Es casi increíble el paralelismo existencial que late entre esta interpretación del relámpago del ser que hace Aleixandre y el relámpago del ser del que nos habla Heidegger respecto a la palabra poética. Pero se trata sólo de un instante. Puesto que este poema (donde hasta la luna nos ha aparecido como estrangulada o ahorcada) nos remite de algún modo a otro poema de Historia del corazón que semeja ser exactamente su reverso, la sombra de esa mirada y de ese reconocimiento en el amor. Quizá este otro poema se titule por eso «Mirada final» y se subtitule «Muerte y reconocimiento». Se trata evidentemente de un lugar donde lo uno y lo otro se despiertan como caídos, una mañana en que los ojos se abren con absoluta soledad en la misma cama, en la que el reconocimiento es imposible. Ese despertar caídos en la soledad es la sombra, decimos, del reconocimiento pleno del instante de amor que acabamos de ver, es en verdad casi un estar enterrados, un caer en la tierra, en la hondonada, y sólo ahí, en esa especie de lugar bajo tierra, los ojos y el alma vuelven a mirarse y a reconocerse, más allá o más acá de la sombra de la muerte. Se ha estado bajo la tierra como las pupilas bajo los párpados, sólo que el cielo vuelve a ser piadoso y brilla: «cuando (...) contemple con tus pupilas, con las solas pupilas que siento bajo los párpados, en el fin el cielo piadosamente brillar».⁸
De cualquier modo detener el tiempo, esa lucha continua contra el decaer de las hojas y de los años, se nos presenta en esta Historia del corazón más lúcida que nunca quizá porque es un libro «trascendentalmente» subjetivo, donde el amor necesita fijarse. Quizá también por eso Aleixandre recurre aquí a la escritura que actúa como fijación, la palabra poética como lo que detiene, ese fulgor que congela el brillo de la luna, que rasga el tiempo hasta convertirlo en espacio (sólo que siempre con sombra: un espacio que se sabe instante). Esto, insisto, es Heidegger puro, como podríamos decir que Pasión de la tierra o La destrucción o el amor intentan espacializarse a partir de una imagen materialista que podríamos remitir a Spinoza: por un lado el Deus sive Natura, o sea, la naturaleza concebida como el único dios vivo, carente de tiempo en su propia permanencia, como es obvio que ocurre en La destrucción; o bien a través de las afecciones, de las pasiones que afectan al cuerpo y que lo constituyen como tal cuerpo, al modo del spinozismo de Pasión de la tierra. Claro que no se trata de un Heidegger en estricto y mucho menos de un spinozismo igualmente en estricto. Se trata, más bien, de la absorción del spinozismo que ejerce la atmósfera de lo que hemos llamado «vitalismo fenomenológico» de la época (donde, por supuesto, también se inscriben Heidegger u Ortega), una atmósfera fenomenológica que he analizado con detenimiento en mi libro La norma literaria:⁹ por ejemplo, la imagen básica de la forma como vaso, de la que nos habla Aleixandre, o del necesario reconocimiento en el «otro», etc.
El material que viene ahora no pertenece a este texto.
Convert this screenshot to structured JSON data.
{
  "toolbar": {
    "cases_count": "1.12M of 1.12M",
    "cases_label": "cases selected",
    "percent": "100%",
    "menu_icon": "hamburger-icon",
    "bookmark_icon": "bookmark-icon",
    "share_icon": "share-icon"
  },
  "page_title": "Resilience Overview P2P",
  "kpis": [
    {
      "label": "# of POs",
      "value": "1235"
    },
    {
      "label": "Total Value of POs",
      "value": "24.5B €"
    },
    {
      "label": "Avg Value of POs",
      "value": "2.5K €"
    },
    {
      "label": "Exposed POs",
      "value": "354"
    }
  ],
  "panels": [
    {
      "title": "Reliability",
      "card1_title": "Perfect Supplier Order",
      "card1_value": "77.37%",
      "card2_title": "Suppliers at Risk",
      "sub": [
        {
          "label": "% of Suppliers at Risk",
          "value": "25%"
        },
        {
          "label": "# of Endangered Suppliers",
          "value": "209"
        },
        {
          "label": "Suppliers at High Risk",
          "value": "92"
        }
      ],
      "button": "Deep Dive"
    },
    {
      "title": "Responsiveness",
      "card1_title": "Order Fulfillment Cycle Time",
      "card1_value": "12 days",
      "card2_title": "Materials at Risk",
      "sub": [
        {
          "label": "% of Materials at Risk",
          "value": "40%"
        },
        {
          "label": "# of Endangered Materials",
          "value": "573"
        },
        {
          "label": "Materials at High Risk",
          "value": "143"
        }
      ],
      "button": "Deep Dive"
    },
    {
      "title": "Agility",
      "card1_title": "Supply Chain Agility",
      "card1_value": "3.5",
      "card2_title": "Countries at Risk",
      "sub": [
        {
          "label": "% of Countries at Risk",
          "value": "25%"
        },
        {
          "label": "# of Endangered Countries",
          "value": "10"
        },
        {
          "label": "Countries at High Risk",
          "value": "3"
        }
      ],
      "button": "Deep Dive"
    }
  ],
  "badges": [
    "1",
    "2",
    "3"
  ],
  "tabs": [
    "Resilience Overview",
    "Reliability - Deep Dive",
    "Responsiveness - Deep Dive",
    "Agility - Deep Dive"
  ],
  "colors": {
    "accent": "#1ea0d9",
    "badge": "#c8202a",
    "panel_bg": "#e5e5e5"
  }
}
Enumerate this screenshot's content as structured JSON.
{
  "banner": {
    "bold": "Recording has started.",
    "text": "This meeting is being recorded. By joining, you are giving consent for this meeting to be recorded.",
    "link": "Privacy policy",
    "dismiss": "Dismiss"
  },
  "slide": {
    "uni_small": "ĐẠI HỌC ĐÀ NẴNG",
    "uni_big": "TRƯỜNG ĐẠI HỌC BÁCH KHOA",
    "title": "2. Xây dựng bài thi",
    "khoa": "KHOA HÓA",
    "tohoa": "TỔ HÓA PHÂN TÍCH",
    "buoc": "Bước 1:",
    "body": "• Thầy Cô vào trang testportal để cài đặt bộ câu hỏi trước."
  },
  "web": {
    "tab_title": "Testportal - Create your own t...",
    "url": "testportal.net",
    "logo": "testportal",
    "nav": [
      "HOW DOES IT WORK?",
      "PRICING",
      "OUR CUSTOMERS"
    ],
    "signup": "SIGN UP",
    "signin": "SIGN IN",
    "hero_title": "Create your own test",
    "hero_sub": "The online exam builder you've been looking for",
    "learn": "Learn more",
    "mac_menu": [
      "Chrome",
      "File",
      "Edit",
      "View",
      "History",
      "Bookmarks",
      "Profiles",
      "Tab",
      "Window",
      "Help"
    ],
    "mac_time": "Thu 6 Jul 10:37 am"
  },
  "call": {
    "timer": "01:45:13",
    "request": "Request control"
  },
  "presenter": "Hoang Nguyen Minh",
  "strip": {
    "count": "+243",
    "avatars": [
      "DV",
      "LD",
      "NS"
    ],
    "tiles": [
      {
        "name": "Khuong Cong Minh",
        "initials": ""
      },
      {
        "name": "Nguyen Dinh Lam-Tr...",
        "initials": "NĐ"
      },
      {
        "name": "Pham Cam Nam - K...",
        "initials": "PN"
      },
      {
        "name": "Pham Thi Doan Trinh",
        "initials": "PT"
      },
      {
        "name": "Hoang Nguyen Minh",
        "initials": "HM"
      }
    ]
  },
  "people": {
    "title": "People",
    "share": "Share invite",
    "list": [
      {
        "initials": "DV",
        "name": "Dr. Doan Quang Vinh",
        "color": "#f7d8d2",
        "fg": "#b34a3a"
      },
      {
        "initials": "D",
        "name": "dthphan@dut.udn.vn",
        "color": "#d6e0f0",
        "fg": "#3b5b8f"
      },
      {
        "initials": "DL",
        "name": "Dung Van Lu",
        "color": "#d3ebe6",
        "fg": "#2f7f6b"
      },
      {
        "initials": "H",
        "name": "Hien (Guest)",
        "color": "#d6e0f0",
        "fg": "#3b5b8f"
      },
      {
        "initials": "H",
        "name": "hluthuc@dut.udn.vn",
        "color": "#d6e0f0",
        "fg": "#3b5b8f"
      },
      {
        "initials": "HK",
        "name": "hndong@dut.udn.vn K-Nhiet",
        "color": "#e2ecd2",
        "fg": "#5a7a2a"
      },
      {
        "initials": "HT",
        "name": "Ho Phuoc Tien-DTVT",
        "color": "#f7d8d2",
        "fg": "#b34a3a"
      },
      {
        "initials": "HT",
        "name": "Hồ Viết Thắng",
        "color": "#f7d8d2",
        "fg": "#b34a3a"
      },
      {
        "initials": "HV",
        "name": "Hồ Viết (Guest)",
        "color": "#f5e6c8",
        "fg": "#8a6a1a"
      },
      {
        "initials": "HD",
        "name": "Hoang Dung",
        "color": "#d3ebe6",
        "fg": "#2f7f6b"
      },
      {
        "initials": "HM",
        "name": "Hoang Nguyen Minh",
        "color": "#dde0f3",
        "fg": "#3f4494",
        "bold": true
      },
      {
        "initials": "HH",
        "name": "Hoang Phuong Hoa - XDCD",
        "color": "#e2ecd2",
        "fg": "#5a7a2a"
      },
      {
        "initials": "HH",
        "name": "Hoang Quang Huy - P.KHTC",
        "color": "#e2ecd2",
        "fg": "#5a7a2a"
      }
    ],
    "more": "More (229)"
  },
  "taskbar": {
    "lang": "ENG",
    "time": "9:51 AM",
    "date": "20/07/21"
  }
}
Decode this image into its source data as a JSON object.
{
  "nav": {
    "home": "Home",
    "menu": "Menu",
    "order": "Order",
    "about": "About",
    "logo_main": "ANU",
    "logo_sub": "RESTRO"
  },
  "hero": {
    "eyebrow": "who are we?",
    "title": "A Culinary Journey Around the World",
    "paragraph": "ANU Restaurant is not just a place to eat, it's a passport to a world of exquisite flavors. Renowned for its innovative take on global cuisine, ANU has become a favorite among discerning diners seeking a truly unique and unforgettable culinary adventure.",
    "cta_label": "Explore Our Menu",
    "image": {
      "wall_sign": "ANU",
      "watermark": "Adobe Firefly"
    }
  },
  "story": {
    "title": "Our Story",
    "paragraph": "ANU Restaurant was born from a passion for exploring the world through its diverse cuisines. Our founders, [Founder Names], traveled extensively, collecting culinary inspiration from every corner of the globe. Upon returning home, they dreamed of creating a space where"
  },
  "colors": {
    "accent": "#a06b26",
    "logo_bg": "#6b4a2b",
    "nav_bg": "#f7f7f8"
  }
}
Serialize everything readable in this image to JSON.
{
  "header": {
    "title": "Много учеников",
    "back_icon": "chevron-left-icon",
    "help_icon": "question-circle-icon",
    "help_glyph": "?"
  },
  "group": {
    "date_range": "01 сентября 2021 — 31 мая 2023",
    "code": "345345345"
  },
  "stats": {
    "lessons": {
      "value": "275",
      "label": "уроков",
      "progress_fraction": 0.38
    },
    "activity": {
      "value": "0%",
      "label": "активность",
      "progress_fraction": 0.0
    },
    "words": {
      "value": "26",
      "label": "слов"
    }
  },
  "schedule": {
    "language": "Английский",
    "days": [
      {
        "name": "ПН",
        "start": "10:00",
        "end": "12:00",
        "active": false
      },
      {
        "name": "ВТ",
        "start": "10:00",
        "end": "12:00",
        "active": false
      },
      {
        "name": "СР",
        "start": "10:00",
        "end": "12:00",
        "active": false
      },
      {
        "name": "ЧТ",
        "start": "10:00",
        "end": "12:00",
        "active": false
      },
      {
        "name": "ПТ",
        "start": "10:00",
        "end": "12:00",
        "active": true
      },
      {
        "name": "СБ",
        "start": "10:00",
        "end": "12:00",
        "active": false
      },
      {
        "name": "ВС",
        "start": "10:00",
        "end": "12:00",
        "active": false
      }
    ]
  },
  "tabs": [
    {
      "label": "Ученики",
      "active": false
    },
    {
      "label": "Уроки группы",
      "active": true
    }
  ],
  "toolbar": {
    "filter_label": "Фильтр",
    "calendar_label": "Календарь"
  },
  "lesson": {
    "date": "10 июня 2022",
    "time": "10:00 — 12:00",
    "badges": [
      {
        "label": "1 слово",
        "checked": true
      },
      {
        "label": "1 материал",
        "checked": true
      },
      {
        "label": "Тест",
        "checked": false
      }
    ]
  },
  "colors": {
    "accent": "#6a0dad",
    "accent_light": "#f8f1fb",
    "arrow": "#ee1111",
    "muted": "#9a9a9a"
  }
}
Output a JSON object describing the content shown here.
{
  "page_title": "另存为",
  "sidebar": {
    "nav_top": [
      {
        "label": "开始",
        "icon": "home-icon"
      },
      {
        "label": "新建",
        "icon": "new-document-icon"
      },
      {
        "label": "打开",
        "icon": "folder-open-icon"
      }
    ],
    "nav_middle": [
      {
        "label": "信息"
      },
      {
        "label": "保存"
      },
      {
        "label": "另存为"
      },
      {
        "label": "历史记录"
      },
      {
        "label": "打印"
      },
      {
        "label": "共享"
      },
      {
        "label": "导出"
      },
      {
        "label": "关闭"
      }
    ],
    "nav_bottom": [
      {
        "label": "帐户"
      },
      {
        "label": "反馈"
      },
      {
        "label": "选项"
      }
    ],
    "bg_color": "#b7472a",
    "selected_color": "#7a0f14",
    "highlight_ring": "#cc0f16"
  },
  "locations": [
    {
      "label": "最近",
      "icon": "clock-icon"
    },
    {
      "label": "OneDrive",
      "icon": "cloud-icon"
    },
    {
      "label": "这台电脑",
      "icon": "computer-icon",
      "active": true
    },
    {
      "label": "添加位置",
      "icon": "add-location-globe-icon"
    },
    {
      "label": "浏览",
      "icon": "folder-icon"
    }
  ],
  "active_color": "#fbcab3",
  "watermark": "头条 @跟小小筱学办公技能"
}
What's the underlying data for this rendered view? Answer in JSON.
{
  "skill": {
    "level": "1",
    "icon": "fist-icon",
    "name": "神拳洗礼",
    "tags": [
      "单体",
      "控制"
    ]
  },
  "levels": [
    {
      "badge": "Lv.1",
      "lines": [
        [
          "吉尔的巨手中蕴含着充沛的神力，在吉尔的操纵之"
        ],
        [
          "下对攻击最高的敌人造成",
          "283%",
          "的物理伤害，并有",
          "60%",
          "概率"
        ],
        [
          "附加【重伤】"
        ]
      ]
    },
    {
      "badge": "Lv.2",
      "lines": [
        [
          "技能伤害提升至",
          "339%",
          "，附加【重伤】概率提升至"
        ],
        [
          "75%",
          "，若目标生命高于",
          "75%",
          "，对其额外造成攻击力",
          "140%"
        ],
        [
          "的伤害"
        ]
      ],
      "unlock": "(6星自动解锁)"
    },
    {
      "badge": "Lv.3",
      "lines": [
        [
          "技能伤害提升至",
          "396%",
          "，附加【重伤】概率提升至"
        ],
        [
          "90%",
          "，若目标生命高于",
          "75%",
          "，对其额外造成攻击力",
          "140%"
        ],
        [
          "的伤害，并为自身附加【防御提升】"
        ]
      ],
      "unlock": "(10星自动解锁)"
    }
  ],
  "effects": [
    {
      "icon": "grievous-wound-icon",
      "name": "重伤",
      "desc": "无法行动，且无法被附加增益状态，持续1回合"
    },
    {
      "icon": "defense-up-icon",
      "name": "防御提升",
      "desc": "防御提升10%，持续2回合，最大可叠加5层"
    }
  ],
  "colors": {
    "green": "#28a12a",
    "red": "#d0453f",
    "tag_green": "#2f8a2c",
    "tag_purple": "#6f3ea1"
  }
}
Ahora bien: hay otro tipo de espacio, y es ya un lugar común el señalarlo. Pues, en efecto, en el libro siguiente a Historia del corazón, o sea, En un vasto dominio,¹⁰ la historia subjetiva parece convertirse en objetiva. Y aquí Aleixandre es como si se sintiera a gusto en el tiempo, siempre que ese tiempo o esa historia se convierta en historia espacial, no borre el presente: «Oh, todo es presente», nos dirá en el poema «Materia humana».¹¹ Y así el cuerpo, la oreja, el sexo, la sangre, la pareja o el estallido de la bomba o de la bofetada, la antigua casa, el castillo, incluso Las meninas o El niño de Vallecas... El tiempo y el espacio se confunden porque todo es materia y la materia vive y espumea (no hace falta recordar las Odas elementales de Neruda). Dice Aleixandre:
Todo es materia: tiempo,
espacio; carne y obra.
Materia sola, inmensa,
jadea o suspira y late,
aquí en la orilla. Moja
tu mano, tienta, tienta
allí el origen único,
allí en la infinitud
que da aquí, en ti, aún espumas.
Por supuesto que esta materia espumeante es la mejor manera de fijar el tiempo, de espacializar la historia. La materia no es sólo naturaleza (puesto que está habitada por el hombre), pero el hombre, a su vez, es siempre naturaleza viva y materia histórica. La historia no es sólo devenir del tiempo, es precisamente su espacialidad material y su presente: ese presente al que se le suele llamar vida. La lucha de Aleixandre contra el tiempo es admirable. Él, continuo enfermo del cuerpo, que no sabe escribir salvo cuando no siente el cuerpo enfermo, se convierte en el mejor cantor del cuerpo, es decir, de la materia inscrita en el hombre y en la historia. Materia inscrita como escritura (por ejemplo el poema «Historia de la literatura») o como arte (por ejemplo, el libro titulado Retratos con nombre). El «more geométrico» spinozista parece cobrar vida y reproducirse en la fuerza con que Aleixandre transforma la escritura en materia y a la materia en escritura o en historia del cuerpo humano, retratos de su figura o de su nombre. Nos dice en el poema a la sangre de En un vasto dominio: «Es la verdad que en la boca aún destella / y se hace / una palabra humana».¹² Pero también nos había establecido la diferencia entre el ser y el estar del cuerpo. El ser no es, está en el cuerpo, es el «Estar del cuerpo»:
Aquí está, entre los dedos
totales, cuerpo siendo,
emergido hasta estar,
aquí en el mundo.¹³
Pero también en el poema titulado «La vieja señora»,¹⁴ del mismo libro, y aunque se trate de un poema crítico sobre un mundo perdido –el de la vieja aristocracia–, Aleixandre nos habla del cuerpo como algo muerto, como reverso continuo del cuerpo vivo que hemos visto en otros textos del libro. No puede evitar la acumulación de sombras sobre la luz de la vida. Incluso, repito, pese a que la cuestión se desdoble, porque las sombras son también ahora las de una forma de vida histórica ya muerta. La narración del entierro es soberbia a través de esa doble ambigüedad: «Cuando la sombra espesa su dominio acentúa (...)». O bien: «La sombra descolgada que erguida cae continua, / lo que imitara a un cuerpo si el alentar sirviese». Dos versos para mí definitivos, como lo son los que siguen: «¿Y si cayesen las sombras, desnudadas, / veríase una niña, saltar, estar, ser vida?» (la cursiva mía).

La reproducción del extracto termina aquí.